DIAGONALE / SIEGERFILME

25/03/19 Durchaus nicht alltäglich, dass zu Ende eines Filmfestivals, bei der Präsentation des Siegerfilms, Publikum in Scharen den Saal verlässt. Ein Misstrauensvotum gegen die Wahl der Jury, die sich für den Spielfilm Chaos von Sara Fattahi für den Großen Diagonale-Preis entschieden hat?

Von Reinhard Kriechbaum

Die seit 2010 in Wien lebende Filmemacherin Sara Fattahi wurde 1983 in Damaskus geboren. Das Chaos – das sie zum Titel ihres Films gewählt hat – trägt auch sie in sich: seelische Verwundungen durch den Krieg, mit denen die drei Protagonistinnen (eine von ihnen das Alter Ego der Regisseurin) auf je eigene Weise zurecht kommen müssen.

Fast gespensisch die Frau, die ihre Wohnung in Damaskus nicht verlässt, die in einer Art privatem Zeremoniell Tag um Tag ihrem ermordeten Sohn frische Wäsche zurecht legt und vor allem stumm trauert. Eine andere ist nach Schweden ins Exil gegangen und versucht dort als Künslerin ihre Traumata aufzuarbeiten. Aus den Stoff-Collagen und Bildern spricht „der Lebensschmerz, der mich durchbohrt“, wie sie einmal sagt. Sie erzählt auch von der bipolaren Störung, an der sie leidet. Die dritte Frau, die man ausschließlich auf ihren wegen durch Wien in Rückansicht zu Gesicht bekommt, steht für Sara Fattahi selbst. Dieser Frau hat Sara Fattahi keine eigenen Worte gegeben, sondern lässt Gedichte gegen den Krieg von Ingeborg Bachmann (und sogar diese selbst) rezitieren.

Chaos ist ein essayistischer Spielfilm mit Doku-Anmutung. Das irritiert ebenso wie die Langsamkeit. Zusammenhänge erschließen sich erst in langen Zeitabschnitten, nach Suchbewegungen der immer ganz nahe Kamera in oft abgedunkelten Räumen: Orientalisches Erzählen funktioniert auch im Bild elementar anders als im Abendland. Das hat gar nicht wenige im Publikum zum vorzeitigen Aufbruch bewegt. Ungeduld ist ein ganz schlechter Wegbegleiter für diesen Film, der „ gleichzeitig Prozess und Wahrnehmung ist“, wie die Jury schreibt.
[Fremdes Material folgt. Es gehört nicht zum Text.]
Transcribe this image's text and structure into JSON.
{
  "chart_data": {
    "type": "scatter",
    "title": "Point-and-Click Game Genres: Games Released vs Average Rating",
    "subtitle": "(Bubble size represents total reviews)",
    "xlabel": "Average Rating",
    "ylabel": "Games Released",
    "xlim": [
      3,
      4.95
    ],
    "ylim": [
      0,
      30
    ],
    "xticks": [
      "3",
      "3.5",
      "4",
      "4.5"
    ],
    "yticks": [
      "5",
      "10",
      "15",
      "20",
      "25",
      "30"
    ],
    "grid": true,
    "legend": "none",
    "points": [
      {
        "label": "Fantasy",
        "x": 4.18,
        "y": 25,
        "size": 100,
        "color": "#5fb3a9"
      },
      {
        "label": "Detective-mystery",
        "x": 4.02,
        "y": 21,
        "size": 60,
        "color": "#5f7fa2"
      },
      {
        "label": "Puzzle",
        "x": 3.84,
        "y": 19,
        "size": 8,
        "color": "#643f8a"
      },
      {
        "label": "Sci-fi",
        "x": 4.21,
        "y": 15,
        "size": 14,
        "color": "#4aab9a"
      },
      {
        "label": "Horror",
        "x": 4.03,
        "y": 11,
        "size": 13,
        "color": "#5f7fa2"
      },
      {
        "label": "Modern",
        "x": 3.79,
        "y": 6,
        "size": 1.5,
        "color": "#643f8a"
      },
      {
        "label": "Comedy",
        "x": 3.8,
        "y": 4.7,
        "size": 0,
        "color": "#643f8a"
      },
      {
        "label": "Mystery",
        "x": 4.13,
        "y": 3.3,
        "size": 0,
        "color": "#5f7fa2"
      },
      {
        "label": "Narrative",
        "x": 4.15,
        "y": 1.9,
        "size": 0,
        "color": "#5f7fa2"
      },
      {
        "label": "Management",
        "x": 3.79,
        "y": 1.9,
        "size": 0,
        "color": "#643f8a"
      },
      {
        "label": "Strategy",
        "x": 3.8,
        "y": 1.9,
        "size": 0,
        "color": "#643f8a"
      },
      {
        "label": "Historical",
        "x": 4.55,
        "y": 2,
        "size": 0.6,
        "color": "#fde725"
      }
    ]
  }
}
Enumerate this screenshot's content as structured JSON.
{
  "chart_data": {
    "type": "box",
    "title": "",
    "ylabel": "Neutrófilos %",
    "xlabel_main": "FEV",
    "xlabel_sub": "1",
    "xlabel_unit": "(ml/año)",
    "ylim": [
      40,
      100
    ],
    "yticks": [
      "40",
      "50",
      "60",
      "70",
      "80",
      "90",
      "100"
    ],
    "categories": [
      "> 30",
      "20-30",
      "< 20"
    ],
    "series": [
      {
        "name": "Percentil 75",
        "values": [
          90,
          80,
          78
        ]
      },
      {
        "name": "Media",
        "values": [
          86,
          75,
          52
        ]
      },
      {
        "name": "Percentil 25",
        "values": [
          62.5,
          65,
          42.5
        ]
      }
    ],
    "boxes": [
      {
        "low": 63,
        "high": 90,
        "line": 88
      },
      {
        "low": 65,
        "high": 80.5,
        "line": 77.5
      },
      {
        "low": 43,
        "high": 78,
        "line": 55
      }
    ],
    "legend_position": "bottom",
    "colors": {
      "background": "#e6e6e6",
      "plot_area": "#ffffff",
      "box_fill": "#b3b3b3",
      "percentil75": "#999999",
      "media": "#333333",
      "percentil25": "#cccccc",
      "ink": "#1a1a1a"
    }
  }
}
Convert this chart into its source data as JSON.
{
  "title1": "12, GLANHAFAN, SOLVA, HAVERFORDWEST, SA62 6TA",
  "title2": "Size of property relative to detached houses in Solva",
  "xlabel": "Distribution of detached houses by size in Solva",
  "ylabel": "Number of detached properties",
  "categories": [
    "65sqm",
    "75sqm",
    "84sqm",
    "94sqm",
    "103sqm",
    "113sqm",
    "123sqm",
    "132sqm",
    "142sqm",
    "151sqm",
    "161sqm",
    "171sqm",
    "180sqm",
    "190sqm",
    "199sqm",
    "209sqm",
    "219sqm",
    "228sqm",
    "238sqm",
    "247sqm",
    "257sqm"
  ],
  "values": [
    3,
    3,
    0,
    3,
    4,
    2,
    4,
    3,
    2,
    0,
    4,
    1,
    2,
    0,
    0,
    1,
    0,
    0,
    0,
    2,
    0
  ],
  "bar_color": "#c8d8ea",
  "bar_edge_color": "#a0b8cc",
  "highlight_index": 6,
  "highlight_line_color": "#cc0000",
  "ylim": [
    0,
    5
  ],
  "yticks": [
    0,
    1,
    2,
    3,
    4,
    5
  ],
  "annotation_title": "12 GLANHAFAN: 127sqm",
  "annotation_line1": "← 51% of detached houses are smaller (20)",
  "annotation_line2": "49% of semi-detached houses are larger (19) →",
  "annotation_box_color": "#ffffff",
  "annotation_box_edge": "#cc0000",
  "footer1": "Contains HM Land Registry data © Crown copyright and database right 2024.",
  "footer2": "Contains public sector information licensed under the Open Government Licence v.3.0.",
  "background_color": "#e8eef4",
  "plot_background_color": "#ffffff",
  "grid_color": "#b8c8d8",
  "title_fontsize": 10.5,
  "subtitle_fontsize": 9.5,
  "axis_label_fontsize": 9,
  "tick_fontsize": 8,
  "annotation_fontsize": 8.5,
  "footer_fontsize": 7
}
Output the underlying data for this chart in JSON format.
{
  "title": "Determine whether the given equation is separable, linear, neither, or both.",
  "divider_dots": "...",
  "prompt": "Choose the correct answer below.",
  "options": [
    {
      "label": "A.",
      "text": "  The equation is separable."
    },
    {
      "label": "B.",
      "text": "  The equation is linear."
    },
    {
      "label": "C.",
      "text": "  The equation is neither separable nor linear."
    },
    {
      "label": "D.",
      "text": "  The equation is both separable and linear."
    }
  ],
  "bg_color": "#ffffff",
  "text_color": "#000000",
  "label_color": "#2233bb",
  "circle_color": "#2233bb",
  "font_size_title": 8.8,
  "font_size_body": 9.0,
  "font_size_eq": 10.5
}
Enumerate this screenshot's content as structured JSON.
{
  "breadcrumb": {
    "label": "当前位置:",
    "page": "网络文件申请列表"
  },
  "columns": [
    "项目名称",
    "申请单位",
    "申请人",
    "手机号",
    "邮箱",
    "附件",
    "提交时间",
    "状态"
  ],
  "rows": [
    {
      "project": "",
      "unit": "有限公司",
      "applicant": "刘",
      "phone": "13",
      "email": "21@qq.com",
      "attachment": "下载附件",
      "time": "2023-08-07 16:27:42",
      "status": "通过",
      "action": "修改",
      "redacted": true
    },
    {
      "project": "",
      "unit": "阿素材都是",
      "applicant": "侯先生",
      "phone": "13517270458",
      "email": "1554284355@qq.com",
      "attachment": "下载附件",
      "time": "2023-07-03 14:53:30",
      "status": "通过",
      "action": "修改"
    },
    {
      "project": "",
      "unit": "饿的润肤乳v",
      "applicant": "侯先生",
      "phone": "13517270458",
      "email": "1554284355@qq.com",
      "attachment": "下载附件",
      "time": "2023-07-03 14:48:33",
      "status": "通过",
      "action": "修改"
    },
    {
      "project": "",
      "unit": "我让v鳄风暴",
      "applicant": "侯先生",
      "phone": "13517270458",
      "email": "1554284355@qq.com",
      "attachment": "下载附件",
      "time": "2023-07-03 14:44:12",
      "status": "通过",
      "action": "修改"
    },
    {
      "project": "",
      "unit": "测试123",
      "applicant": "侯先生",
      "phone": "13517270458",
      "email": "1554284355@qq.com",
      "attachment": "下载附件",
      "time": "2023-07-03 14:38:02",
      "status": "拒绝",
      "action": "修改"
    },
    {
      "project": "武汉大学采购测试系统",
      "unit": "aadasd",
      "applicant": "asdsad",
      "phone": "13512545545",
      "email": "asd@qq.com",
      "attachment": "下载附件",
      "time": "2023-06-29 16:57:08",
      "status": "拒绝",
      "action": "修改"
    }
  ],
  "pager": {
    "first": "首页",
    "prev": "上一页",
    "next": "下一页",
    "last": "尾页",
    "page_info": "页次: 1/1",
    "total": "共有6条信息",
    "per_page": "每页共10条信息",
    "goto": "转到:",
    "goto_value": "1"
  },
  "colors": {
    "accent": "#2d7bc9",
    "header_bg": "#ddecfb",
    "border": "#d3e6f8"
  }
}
Die Diagonale, die am Sonntag (24.3.) in Graz zu Ende gegangen ist, ist immer auch mit politischen Statements verknüpft. Auch der Siegerfilm im Doku-Bereich gilt Syrern. Nathalie Borgers, die es aus Belgien nach Wien verschlagen hat, stellt The Remains vor, die übrig Gebliebenen. Ihre Odyssee endete vor den Klippen von Lesbos, noch in Sichtweite der türkischen Küste. Ehefrauen und Kinder haben sie beim Untergang eines Schlepperbootes verloren. Szenen von der Familien-Zusammenführung, die nur leidlich klappt, eindrückliche Blicke in die Gesichter, aus denen das Weiterleben-Müssen spricht: „Der Film schildert eindrücklich und kinematographisch überzeugend den Schmerz einer Familie vor dem Hintergrund einer der größten humanitären Katastrophen der Gegenwart“, so die Jury. „Die Regisseurin lässt uns ganz nah an eine Flüchtlingsfamilie herankommen und vermittelt uns deren schier unfassbaren Schmerz.“ Aber das Leben geht weiter, und Nathalie Borgers hat auf der griechischen Insel Lesbos auch Leute ausfindig gemacht, die ganz gut leben von den Flüchtlingen und dem, was von ihnen auf der Insel übrig bleibt.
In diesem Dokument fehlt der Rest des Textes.